Kortom, wie nu tranen plengt over de invoering van het betalingsbevel ook tegen consumenten en ook in arbeidsgeschillen, komt gewoonweg te laat. Deze procedure werd reeds voorgesteld door een expertencommissie onder voorzitterschap van mijn vader in 1993 (zie de conclusies van het rapport in de vorm van een modelwet, hoofdstuk 11)(8). Ze werd overgenomen in een Groenboek van de Europese Commissie uit 2002 (9), waarop een ruime consultatie volgde. Het voorstel voor een Verordening dateert van 2005 en werd goedgekeurd door het Europees Parlement en de Europese Raad (van Ministers) (10). Voor zover mij bekend heeft België zich niet verzet tegen de invoering van die Verordening.

De tranen die nu geplengd worden zijn dus krokodillentranen.
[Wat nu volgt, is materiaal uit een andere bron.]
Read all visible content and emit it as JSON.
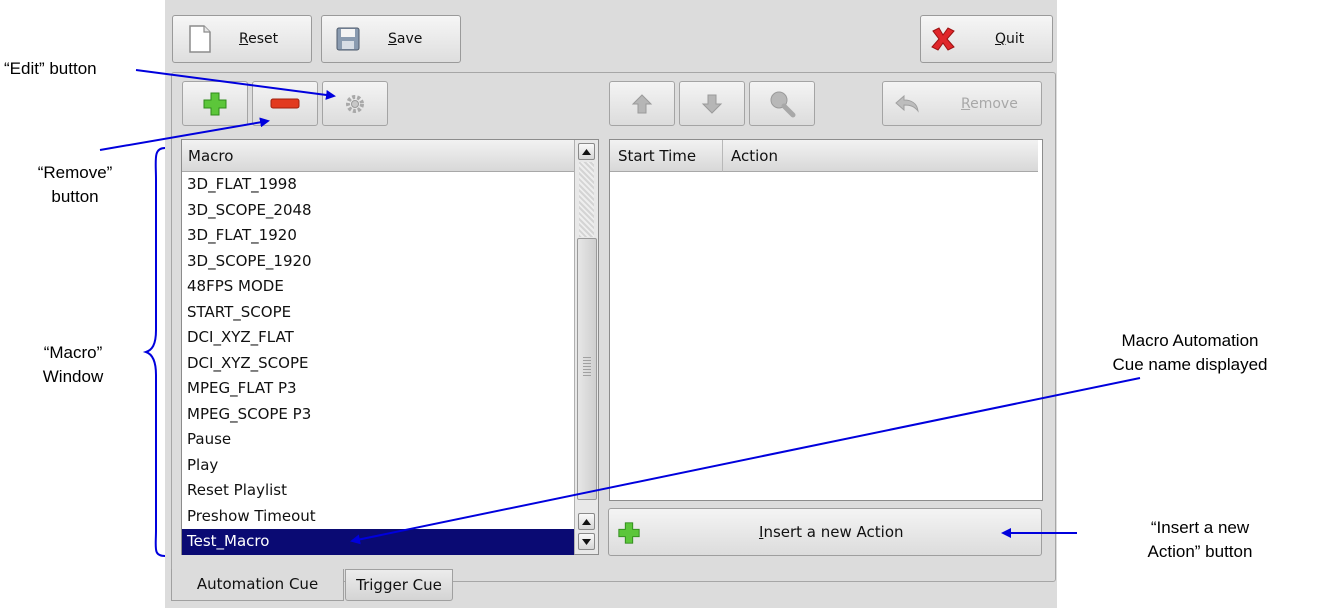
{
  "toolbar": {
    "reset_label": "Reset",
    "save_label": "Save",
    "quit_label": "Quit",
    "remove_label": "Remove"
  },
  "macro_list": {
    "header": "Macro",
    "items": [
      "3D_FLAT_1998",
      "3D_SCOPE_2048",
      "3D_FLAT_1920",
      "3D_SCOPE_1920",
      "48FPS MODE",
      "START_SCOPE",
      "DCI_XYZ_FLAT",
      "DCI_XYZ_SCOPE",
      "MPEG_FLAT P3",
      "MPEG_SCOPE P3",
      "Pause",
      "Play",
      "Reset Playlist",
      "Preshow Timeout",
      "Test_Macro"
    ],
    "selected": "Test_Macro"
  },
  "action_table": {
    "columns": [
      "Start Time",
      "Action"
    ]
  },
  "insert_button": {
    "label": "Insert a new Action"
  },
  "tabs": [
    {
      "label": "Automation Cue",
      "active": true
    },
    {
      "label": "Trigger Cue",
      "active": false
    }
  ],
  "annotations": {
    "edit_button": "“Edit” button",
    "remove_button_1": "“Remove”",
    "remove_button_2": "button",
    "macro_window_1": "“Macro”",
    "macro_window_2": "Window",
    "cue_name_1": "Macro Automation",
    "cue_name_2": "Cue name displayed",
    "insert_action_1": "“Insert a new",
    "insert_action_2": "Action” button"
  },
  "colors": {
    "selection": "#0a0a73",
    "annotation_line": "#0000dd",
    "add_icon": "#5cc63a",
    "remove_icon": "#e23a1f",
    "quit_icon": "#e0262a"
  },
  "icons": {
    "reset": "document-icon",
    "save": "floppy-disk-icon",
    "quit": "red-x-icon",
    "add": "plus-icon",
    "remove": "minus-icon",
    "edit": "gear-icon",
    "up": "arrow-up-icon",
    "down": "arrow-down-icon",
    "find": "search-icon",
    "undo": "curved-arrow-icon"
  }
}
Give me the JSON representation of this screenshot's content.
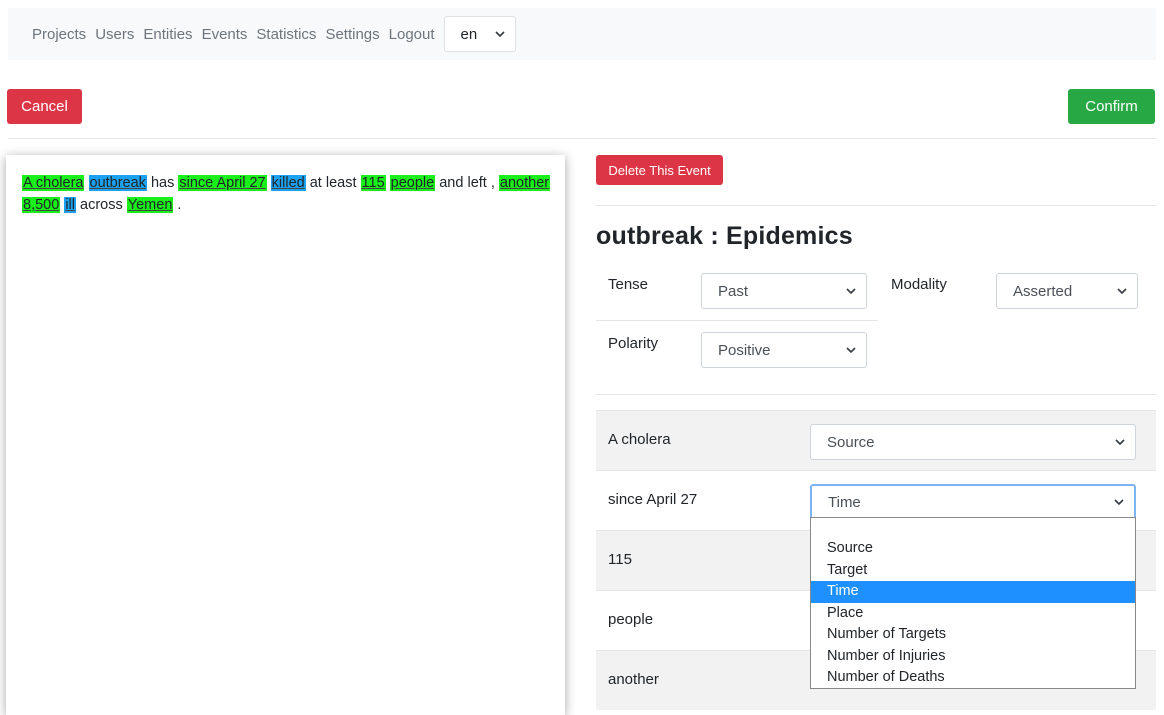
{
  "nav": {
    "links": [
      "Projects",
      "Users",
      "Entities",
      "Events",
      "Statistics",
      "Settings",
      "Logout"
    ],
    "language": "en"
  },
  "actions": {
    "cancel": "Cancel",
    "confirm": "Confirm"
  },
  "text_panel": {
    "tokens": [
      {
        "text": "A cholera",
        "hl": "green"
      },
      {
        "text": " "
      },
      {
        "text": "outbreak",
        "hl": "blue"
      },
      {
        "text": " has "
      },
      {
        "text": "since April 27",
        "hl": "green"
      },
      {
        "text": " "
      },
      {
        "text": "killed",
        "hl": "blue"
      },
      {
        "text": " at least "
      },
      {
        "text": "115",
        "hl": "green"
      },
      {
        "text": " "
      },
      {
        "text": "people",
        "hl": "green"
      },
      {
        "text": " and left , "
      },
      {
        "text": "another",
        "hl": "green"
      },
      {
        "text": " "
      },
      {
        "text": "8,500",
        "hl": "green"
      },
      {
        "text": " "
      },
      {
        "text": "ill",
        "hl": "blue"
      },
      {
        "text": " across "
      },
      {
        "text": "Yemen",
        "hl": "green"
      },
      {
        "text": " ."
      }
    ],
    "highlight_colors": {
      "green": "#19f019",
      "blue": "#1ba1f2"
    }
  },
  "event": {
    "delete_label": "Delete This Event",
    "title": "outbreak : Epidemics",
    "tense": {
      "label": "Tense",
      "value": "Past"
    },
    "modality": {
      "label": "Modality",
      "value": "Asserted"
    },
    "polarity": {
      "label": "Polarity",
      "value": "Positive"
    }
  },
  "roles": [
    {
      "argument": "A cholera",
      "role": "Source"
    },
    {
      "argument": "since April 27",
      "role": "Time"
    },
    {
      "argument": "115",
      "role": ""
    },
    {
      "argument": "people",
      "role": ""
    },
    {
      "argument": "another",
      "role": ""
    }
  ],
  "role_dropdown": {
    "options": [
      "",
      "Source",
      "Target",
      "Time",
      "Place",
      "Number of Targets",
      "Number of Injuries",
      "Number of Deaths"
    ],
    "selected": "Time"
  },
  "colors": {
    "danger": "#dc3545",
    "success": "#28a745",
    "select_highlight": "#1e90ff"
  }
}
Indien de toepassing van het betalingsbevel op consumenten werkelijk onaanvaardbaar zou zijn, dan hadden de tegenstanders zich maar eerder moeten roeren. Misschien kunnen ze het Belgische recht aanpassen en naar Deens model de regering verplichten de zaak in het parlement te bespreken vooraleer te beslissen op een Europese raad. Of misschien kunnen ze het systeem zelf in vraag dat ons verplicht Europese Verordeningen zomaar te aanvaarden met voorrang boven het Belgische recht. Maar nu weigeren de procedure betalingsbevel uit te breiden naar interne geschillen, ook jegens consumenten, is een houding die aanzetten tot discriminatie. En zijn het nu net die vakbonden die al jaren beweren dat aanzetten tot discriminatie ten strengste verboden moet zijn, zelfs wanneer het de vorm aanneemt van wetgevende voorstellen ?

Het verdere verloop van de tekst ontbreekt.